Il y a une ambiance froide dans les romans de Vincent Tassy que j'ai particulièrement ressentie ici. Comme souvent avec les romans de cet auteur, je n'arrive pas bien à savoir si j'ai adoré ou trouvé ça franchement déplaisant. Cet effet me rappelle celui que m'avait fait La Sève et le Givre de Léa Silhol la première fois que je l'avais lu : j'avais trouvé le roman long, précieux et glacial, mais une fois terminé, il m'avait tellement fasciné que j'ai eu envie de le relire encore et encore, l'appréciant chaque fois un peu plus. Au début, j'ai eu l'impression que ce roman de Tassy allait me faire le même effet. La plume, particulièrement belle ici (où elle est moins alambiquée que dans d'autres oeuvres de l'auteur), n'est pas étrangère au charme suranné et légèrement aigre qui se dégage de ce bouquin, qui fait grimacer et sourire comme une prune au vinaigre.

L'histoire n'est pas passionnante, mais tient suffisamment en haleine pour qu'on ait envie de savoir la suite (avouons-le, surtout au début). le roman nous présente toute une galerie de personnages hantés, brisés par les traumatismes, qui vont trouver une forme de rédemption ou au contraire de torture supplémentaire en croisant la route des deux vampires. Vampire : le monstre n'est jamais nommé, mais on sait qu'il est là, et ce qu'il est. C'est un vampire à la fois fascinant et répugnant, à l'image d'Athalie, la « dame en noir », dont la description au château des Lormont a quelque chose de l'horreur :
« Elle portait une robe monumentale de velours noir — son corps, où s'arrêtait-il, où commençaient les ombres ? — à manches bouffantes, basquine et vertugadin, et son visage semblait une grosse lune cérusée par-dessus cette enflure d'étoffes. Elle avait ce genre de laideur qui donne froid, qui laisse à bout de souffle : une laideur sensationnelle, fabuleuse, comme une forêt de sapins où la foudre est tombée. » (p. 126)

On suit donc le destin croisé de plusieurs personnages : un nobliau sans argent condamné à un mariage sans amour au 19° siècle (Egmont), une comtesse sadique (Athalie) qui tient sous sa coupe un mystérieux jeune homme aux cheveux blancs au 17° (Adriel), une post-ado gothique dépressive fan d'opéra (Rachel), à l'aube de rencontrer son idole (Cléopâtre), et une éditrice de romance née dans un corps de garçon (Parascève). Leurs trames de vie, qui au début semblent n'avoir aucun rapport entre elles, vont finir par se rencontrer.

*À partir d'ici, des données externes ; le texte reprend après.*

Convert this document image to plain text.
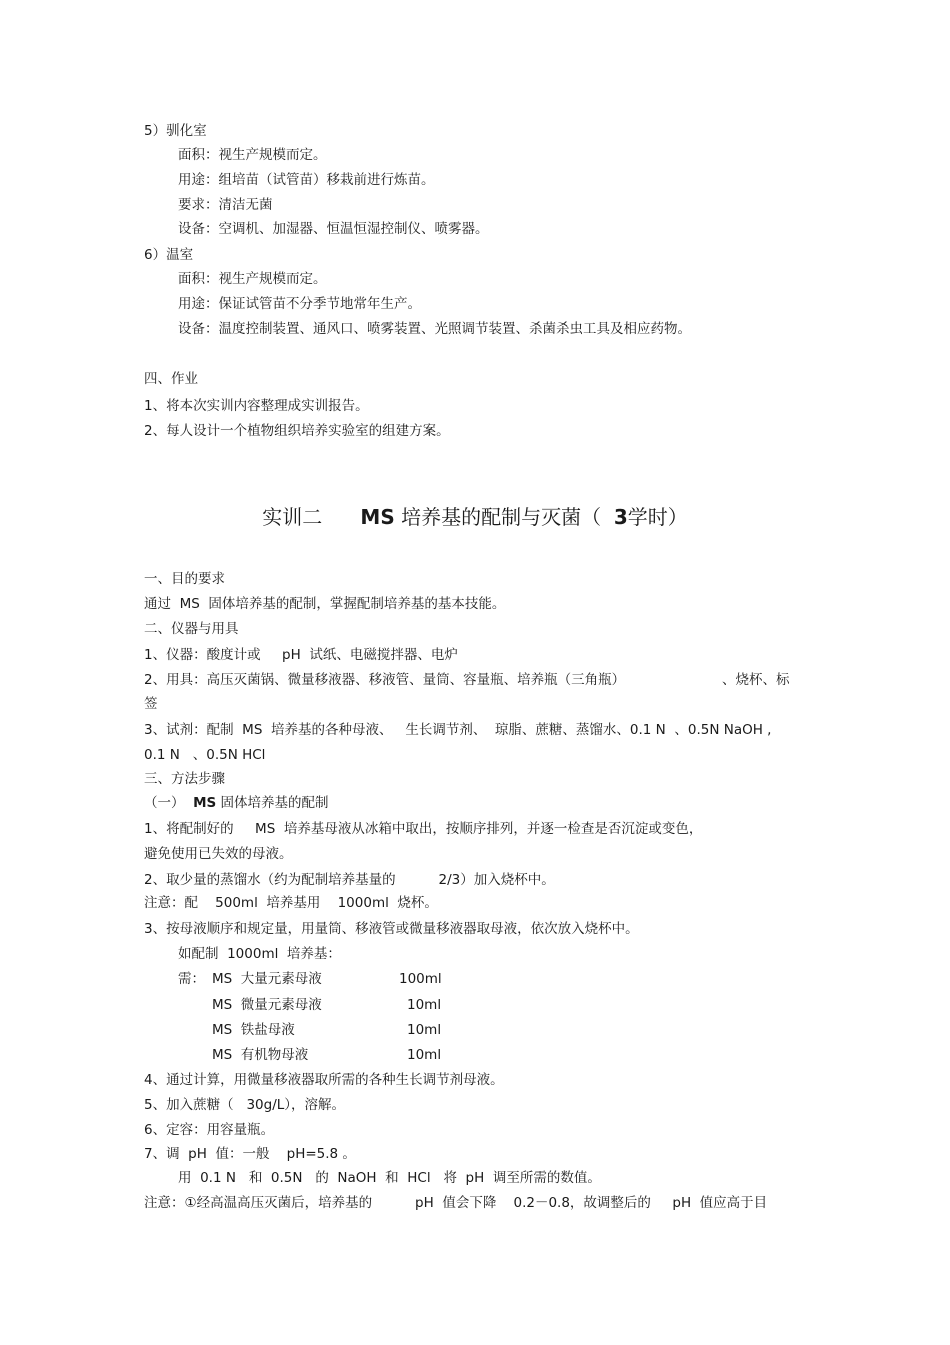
5）驯化室
面积：视生产规模而定。
用途：组培苗（试管苗）移栽前进行炼苗。
要求：清洁无菌
设备：空调机、加湿器、恒温恒湿控制仪、喷雾器。
6）温室
面积：视生产规模而定。
用途：保证试管苗不分季节地常年生产。
设备：温度控制装置、通风口、喷雾装置、光照调节装置、杀菌杀虫工具及相应药物。
四、作业
1、将本次实训内容整理成实训报告。
2、每人设计一个植物组织培养实验室的组建方案。
实训二 MS 培养基的配制与灭菌（  3学时）
一、目的要求
通过  MS  固体培养基的配制，掌握配制培养基的基本技能。
二、仪器与用具
1、仪器：酸度计或     pH  试纸、电磁搅拌器、电炉
2、用具：高压灭菌锅、微量移液器、移液管、量筒、容量瓶、培养瓶（三角瓶）	、烧杯、标
签
3、试剂：配制  MS  培养基的各种母液、   生长调节剂、  琼脂、蔗糖、蒸馏水、0.1 N  、0.5N NaOH ,
0.1 N   、0.5N HCl
三、方法步骤
（一）  MS 固体培养基的配制
1、将配制好的     MS  培养基母液从冰箱中取出，按顺序排列，并逐一检查是否沉淀或变色，
避免使用已失效的母液。
2、取少量的蒸馏水（约为配制培养基量的          2/3）加入烧杯中。
注意：配    500ml  培养基用    1000ml  烧杯。
3、按母液顺序和规定量，用量筒、移液管或微量移液器取母液，依次放入烧杯中。
如配制  1000ml  培养基：
需： MS  大量元素母液	100ml
MS  微量元素母液	10ml
MS  铁盐母液	10ml
MS  有机物母液	10ml
4、通过计算，用微量移液器取所需的各种生长调节剂母液。
5、加入蔗糖（   30g/L），溶解。
6、定容：用容量瓶。
7、调  pH  值：一般    pH=5.8 。
用  0.1 N   和  0.5N   的  NaOH  和  HCl   将  pH  调至所需的数值。
注意：①经高温高压灭菌后，培养基的          pH  值会下降    0.2－0.8，故调整后的     pH  值应高于目
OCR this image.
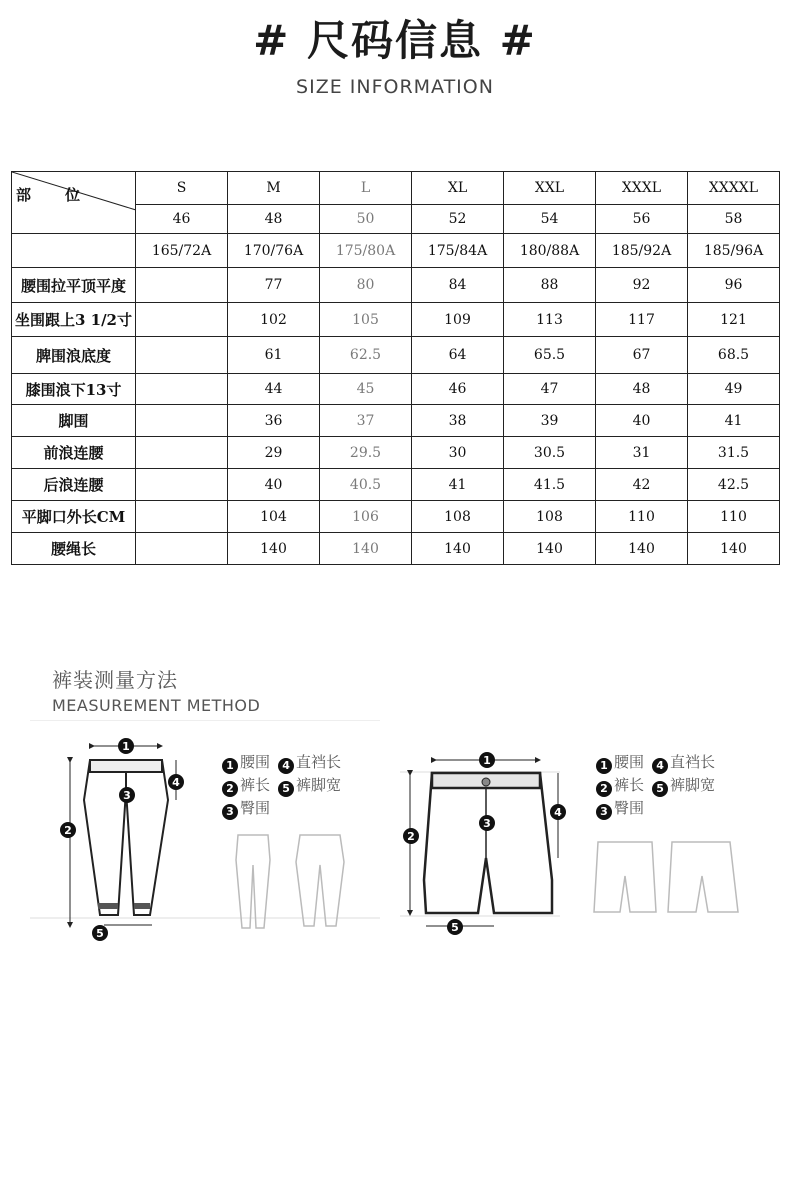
# 尺码信息 #
SIZE INFORMATION
部 位	S	M	L	XL	XXL	XXXL	XXXXL
	46	48	50	52	54	56	58
	165/72A	170/76A	175/80A	175/84A	180/88A	185/92A	185/96A
腰围拉平顶平度		77	80	84	88	92	96
坐围跟上3 1/2寸		102	105	109	113	117	121
脾围浪底度		61	62.5	64	65.5	67	68.5
膝围浪下13寸		44	45	46	47	48	49
脚围		36	37	38	39	40	41
前浪连腰		29	29.5	30	30.5	31	31.5
后浪连腰		40	40.5	41	41.5	42	42.5
平脚口外长CM		104	106	108	108	110	110
腰绳长		140	140	140	140	140	140
裤装测量方法
MEASUREMENT METHOD
1
2
3
4
5
1
2
3
4
5
1 腰围 4 直裆长
2 裤长 5 裤脚宽
3 臀围
1 腰围 4 直裆长
2 裤长 5 裤脚宽
3 臀围
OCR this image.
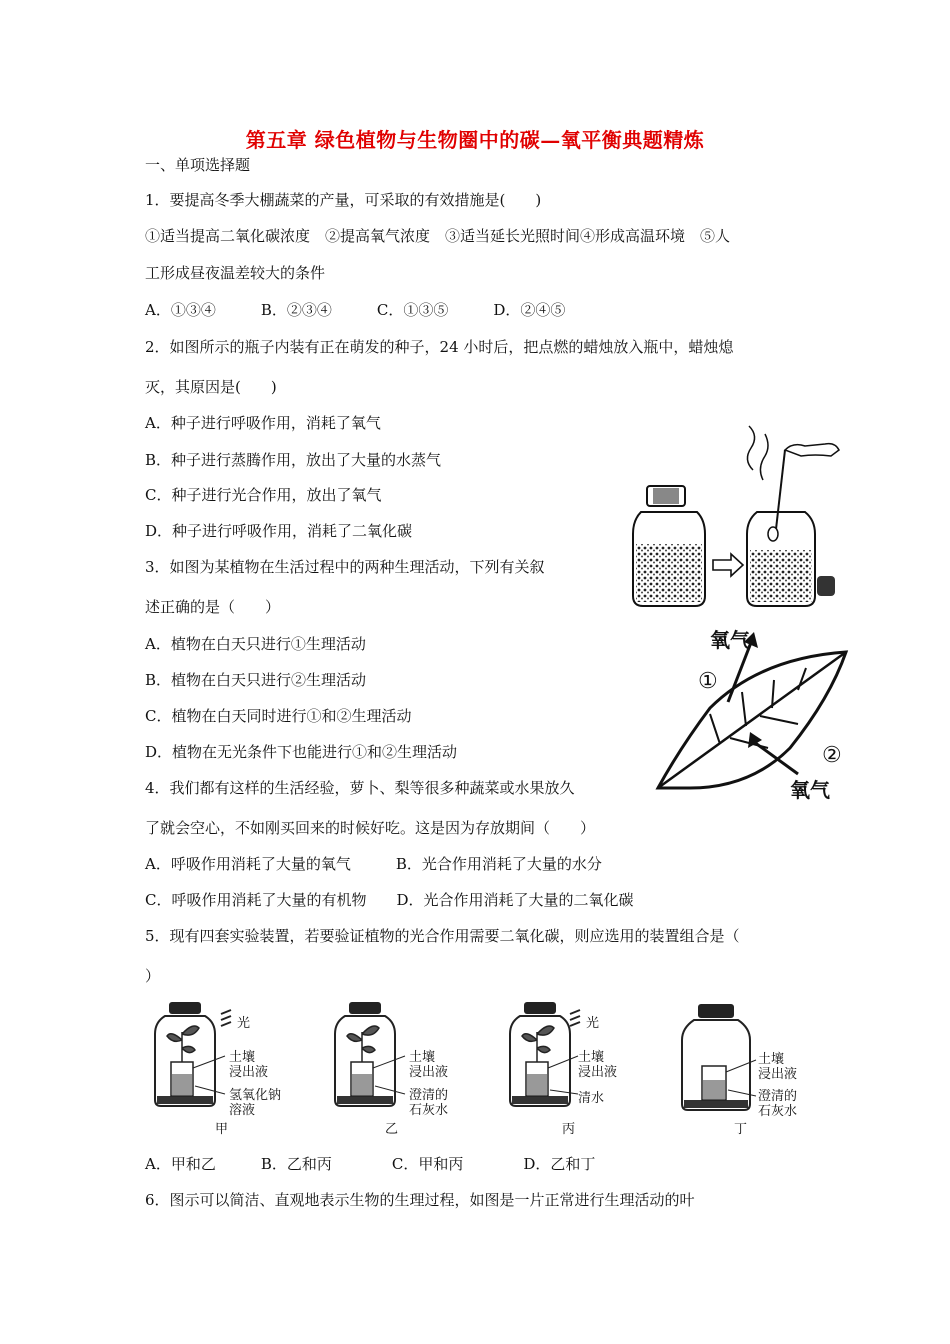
第五章 绿色植物与生物圈中的碳—氧平衡典题精炼
一、单项选择题
1．要提高冬季大棚蔬菜的产量，可采取的有效措施是(　　)
①适当提高二氧化碳浓度　②提高氧气浓度　③适当延长光照时间④形成高温环境　⑤人
工形成昼夜温差较大的条件
A．①③④　　　B．②③④　　　C．①③⑤　　　D．②④⑤
2．如图所示的瓶子内装有正在萌发的种子，24 小时后，把点燃的蜡烛放入瓶中，蜡烛熄
灭，其原因是(　　)
A．种子进行呼吸作用，消耗了氧气
B．种子进行蒸腾作用，放出了大量的水蒸气
C．种子进行光合作用，放出了氧气
D．种子进行呼吸作用，消耗了二氧化碳
3．如图为某植物在生活过程中的两种生理活动，下列有关叙
述正确的是（　　）
A．植物在白天只进行①生理活动
B．植物在白天只进行②生理活动
C．植物在白天同时进行①和②生理活动
D．植物在无光条件下也能进行①和②生理活动
氧气
①
②
氧气
4．我们都有这样的生活经验，萝卜、梨等很多种蔬菜或水果放久
了就会空心，不如刚买回来的时候好吃。这是因为存放期间（　　）
A．呼吸作用消耗了大量的氧气　　　B．光合作用消耗了大量的水分
C．呼吸作用消耗了大量的有机物　　D．光合作用消耗了大量的二氧化碳
5．现有四套实验装置，若要验证植物的光合作用需要二氧化碳，则应选用的装置组合是（
）
光
土壤
浸出液
氢氧化钠
溶液
甲
土壤
浸出液
澄清的
石灰水
乙
光
土壤
浸出液
清水
丙
土壤
浸出液
澄清的
石灰水
丁
A．甲和乙　　　B．乙和丙　　　　C．甲和丙　　　　D．乙和丁
6．图示可以简洁、直观地表示生物的生理过程，如图是一片正常进行生理活动的叶
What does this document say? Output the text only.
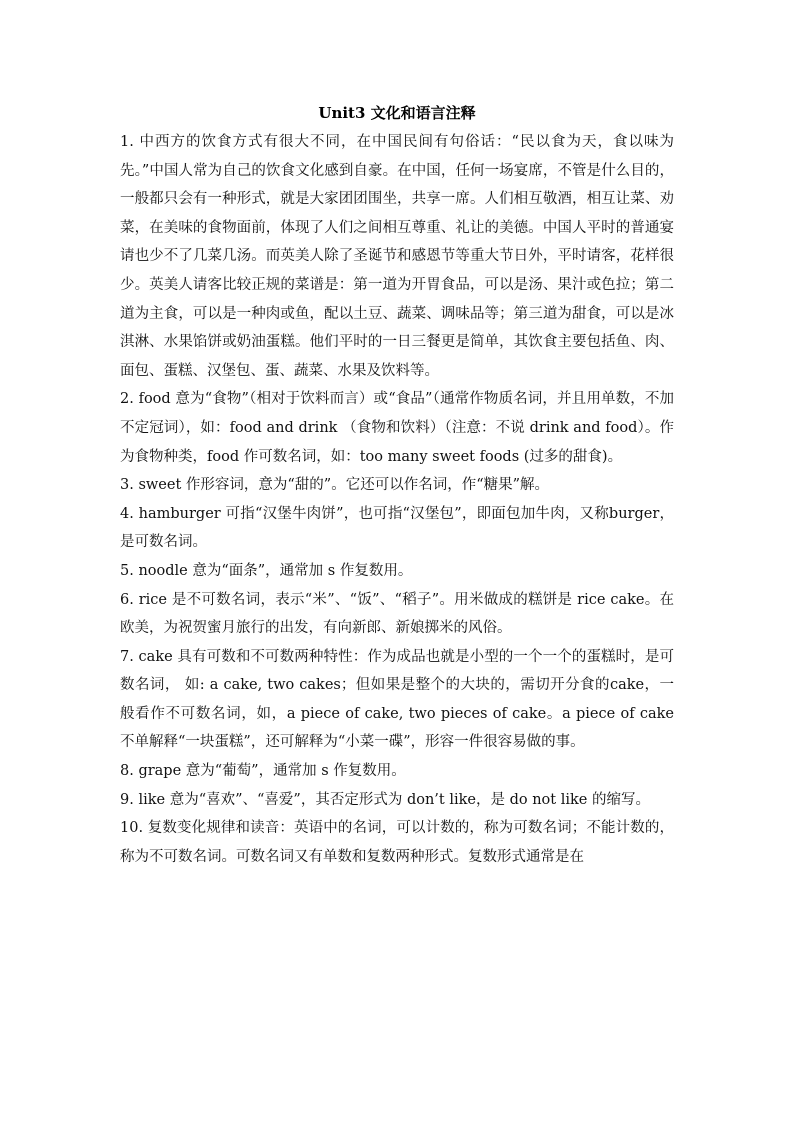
Unit3 文化和语言注释

1. 中西方的饮食方式有很大不同，在中国民间有句俗话：“民以食为天，食以味为先。”中国人常为自己的饮食文化感到自豪。在中国，任何一场宴席，不管是什么目的，一般都只会有一种形式，就是大家团团围坐，共享一席。人们相互敬酒，相互让菜、劝菜，在美味的食物面前，体现了人们之间相互尊重、礼让的美德。中国人平时的普通宴请也少不了几菜几汤。而英美人除了圣诞节和感恩节等重大节日外，平时请客，花样很少。英美人请客比较正规的菜谱是：第一道为开胃食品，可以是汤、果汁或色拉；第二道为主食，可以是一种肉或鱼，配以土豆、蔬菜、调味品等；第三道为甜食，可以是冰淇淋、水果馅饼或奶油蛋糕。他们平时的一日三餐更是简单，其饮食主要包括鱼、肉、面包、蛋糕、汉堡包、蛋、蔬菜、水果及饮料等。

2. food 意为“食物”（相对于饮料而言）或“食品”（通常作物质名词，并且用单数，不加不定冠词），如：food and drink （食物和饮料）（注意：不说 drink and food）。作为食物种类，food 作可数名词，如：too many sweet foods (过多的甜食)。

3. sweet 作形容词，意为“甜的”。它还可以作名词，作“糖果”解。

4. hamburger 可指“汉堡牛肉饼”，也可指“汉堡包”，即面包加牛肉，又称burger，是可数名词。

5. noodle 意为“面条”，通常加 s 作复数用。

6. rice 是不可数名词，表示“米”、“饭”、“稻子”。用米做成的糕饼是 rice cake。在欧美，为祝贺蜜月旅行的出发，有向新郎、新娘掷米的风俗。

7. cake 具有可数和不可数两种特性：作为成品也就是小型的一个一个的蛋糕时，是可数名词， 如: a cake, two cakes；但如果是整个的大块的，需切开分食的cake，一般看作不可数名词，如，a piece of cake, two pieces of cake。a piece of cake 不单解释“一块蛋糕”，还可解释为“小菜一碟”，形容一件很容易做的事。

8. grape 意为“葡萄”，通常加 s 作复数用。

9. like 意为“喜欢”、“喜爱”，其否定形式为 don’t like，是 do not like 的缩写。

10. 复数变化规律和读音：英语中的名词，可以计数的，称为可数名词；不能计数的，称为不可数名词。可数名词又有单数和复数两种形式。复数形式通常是在
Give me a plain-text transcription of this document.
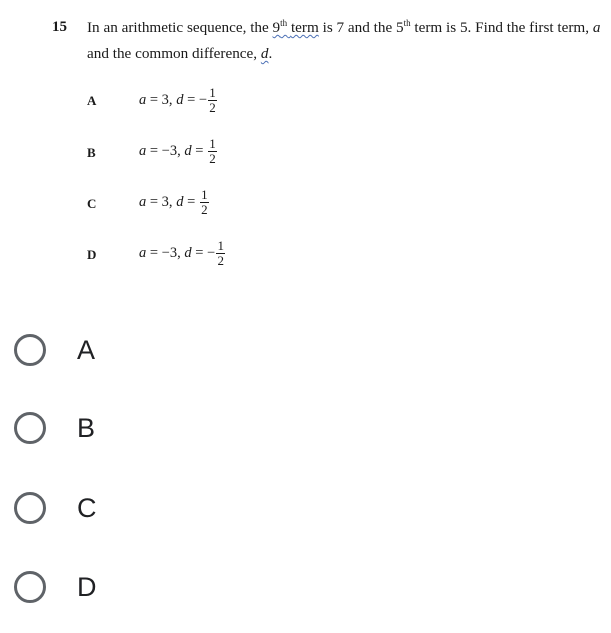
15 In an arithmetic sequence, the 9th term is 7 and the 5th term is 5. Find the first term, a
and the common difference, d.
A	a = 3, d = − $\frac{1}{2}$
B	a = −3, $d = \frac{1}{2}$
C	a = 3, $d = \frac{1}{2}$
D	a = −3, d = − $\frac{1}{2}$
A
B
C
D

Si la première partie est assez intéressante (notamment la trame d'Egmont, un personnage pathétique qui donne envie de le baffer et de le serrer dans les bras), le dernier quart est franchement lassant. Des répétitions, des personnages qui surgissent pile au bon moment comme dans un vaudeville, des ellipses, des deus ex machina un peu trop énormes... L'intérêt du lecteur s'essouffle vite, et avec, sa suspension d'incrédulité. Mais le plus grave à mon sens, c'est que les situations — et les personnages — se ressemblent toutes. La « méchante », absolument increvable, revient dix mille fois (un vrai Terminator), et j'ai longtemps confondu Rachel et Parascève (en lisant les avis sur ce roman, je me suis rendu compte d'ailleurs que je n'étais pas la seule). La révélation sur Cléopâtre m'a paru dure à avaler, et j'ai perdu tout intérêt pour ce personnage qui pourtant me paraissait le plus intrigant de la bande une fois que j'ai su qui elle était (en partie parce que je n'y croyais pas). le personnage coréen paraît catapulté dans le roman pour cocher des cases, tout comme Shéhérazade et Montserrat, les copines « exotiques » de Parascève (au passage, Montserrat est un prénom plus catalan qu'andalou).

La nature du mystère d'Adriel, le personnage qui provoque indirectement toutes les catastrophes décrites dans ce bouquin, est à peine effleurée, et complètement sous-exploitée. C'est d'ailleurs le reproche principal que je ferais à ce roman : on nous inflige des pages et des pages d'auto-apitoiement (les dialogues perchés et larmoyants d'Athalie, c'est drôle au début, mais moins quand c'est TOUS les protas qui se la jouent comme ça) et de situations répétitives, mais on passe très vite sur des choses très importantes (le massacre de toute une famille, la fin du monde...) et qui pourraient être intéressantes. Plusieurs fois, j'ai levé les yeux au ciel face au côté abracadabrant des situations et des réactions qu'elles suscitent. Pour moi, donc, ce Vincent Tassy n'est clairement pas une réussite, et il a, en fait, tous les défauts que l'on retrouvait, noyés sous le sublime, dans Apostasie et Diamants. Sauf que la beauté des deux derniers faisait aisément oublier ces longueurs.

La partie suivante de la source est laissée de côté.